By all means please disregard perfectly-mainstream security commentary and impugn the messenger’s motives. That will surely improve Avast’s resistance to attack.

Now, please explain to us – if you can – how adding Flash to Avast’s security perimeter improves (or, at least, doesn’t reduce) its security.

How does a bug in Flash get exploited?
Well, by rendering a special (crafted) Flash content - that turns into a real code in the corresponding process (usually your web browser). So, the attacker puts this “bad” content on a web page… and when you visit that page, your browser may get infected (through the Flash component).

Now, avast! uses Flash only to display its own (statistics) data… how would you make avast! render this special (“exploit”) data? I don’t think you can…

Btw, Flash is used only in avast! GUI - which does not run with administrative privileges. The main avast! service does (run with that privileges), but it uses no GUI components and no Flash.

I think someone just answered to you, post above mine (Igor) … you’re wasting your time : … and a bit of ours.

Have you seen the people the hired to program Windows 7 on TV…none of those guys no a thing about REAL computing since most of the stuff has been there for YEARS!!! Its just been about your own ACTUAL knowledge vs what you say to fit in.

Flash is a VERY comprimisable set of instructions…regardless of where you put it. Im willing to bet more than any of you realise. Thats not the point.

As far as Joe User…sure Falsh is fine and dandy and he probably would swear to its security, but REAL commmunities who understand secure code and instruction sets STILL wonder why adobe isnt doing much about it…same as actually providing 64 bit flash, but thats another topic for Adobe support forums. When Adobe and flash ARE NOT the key vunerabilities addressed in reseller conferences on security I’ll buy into it.

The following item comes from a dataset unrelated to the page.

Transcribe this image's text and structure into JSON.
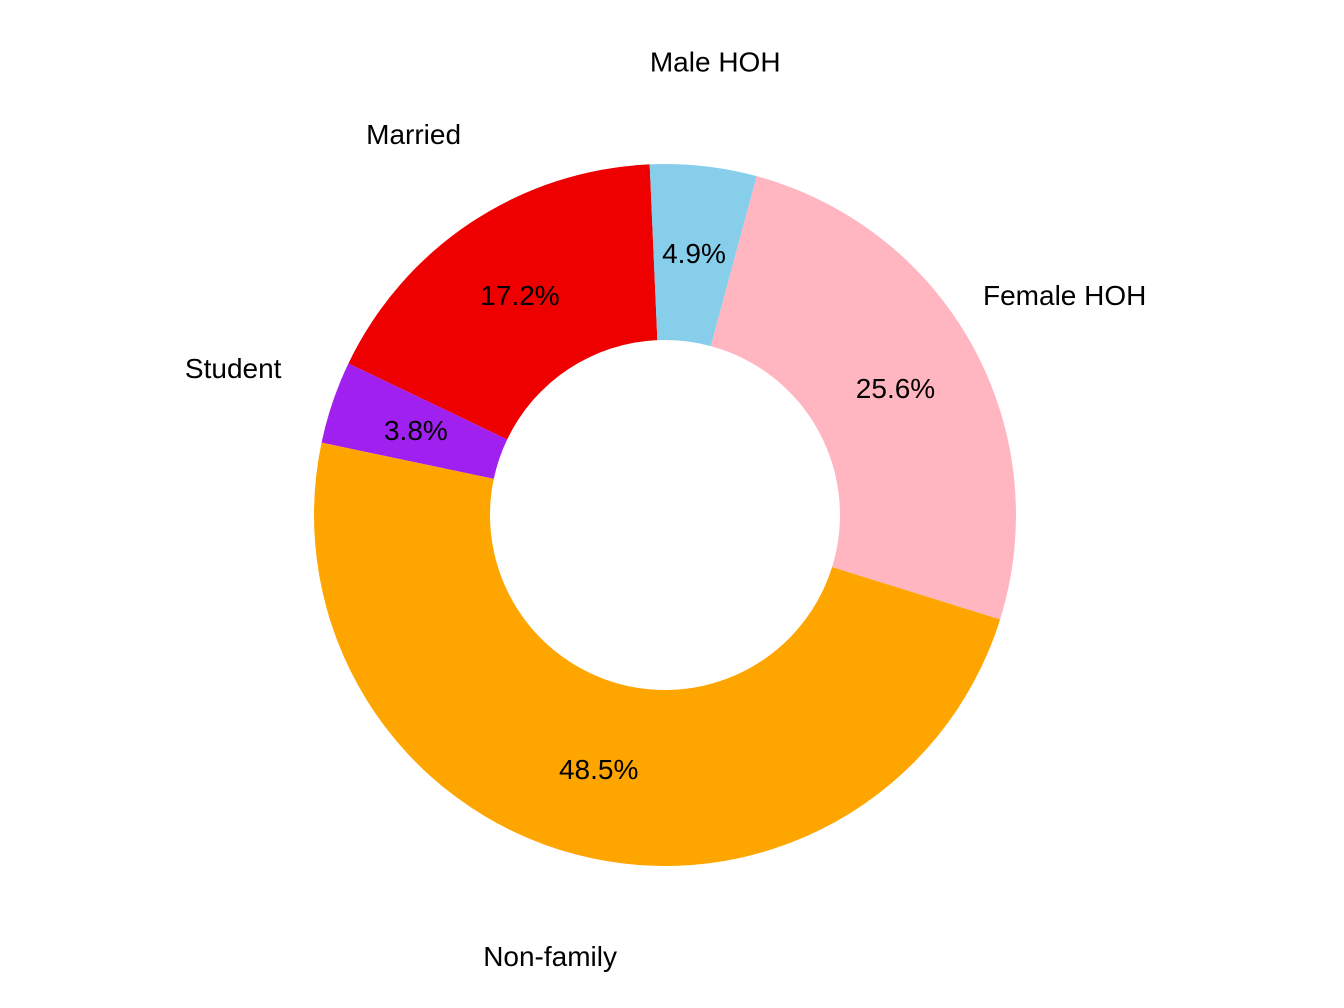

Goggle: Everything Reseller Channel and you can get in on these so you understand this isnt one dude claiming how the reseller community REALLY feels. Last years was hosted by Kaspersky…and they wre pretty non-biased for themselves I must say.

As strongly as I feel about the Avast engine, I think it may be found to be compromised through its use of flash…again, simply over the under-developed code set(s). but thats IMO.

You’re wrong, read what I wrote.

If you argued that your browser might get compromised because you have installed Flash (because of avast!)… there might be a point there. But avast! cannot be compromised through Flash because it renders only its own data through the Flash engine.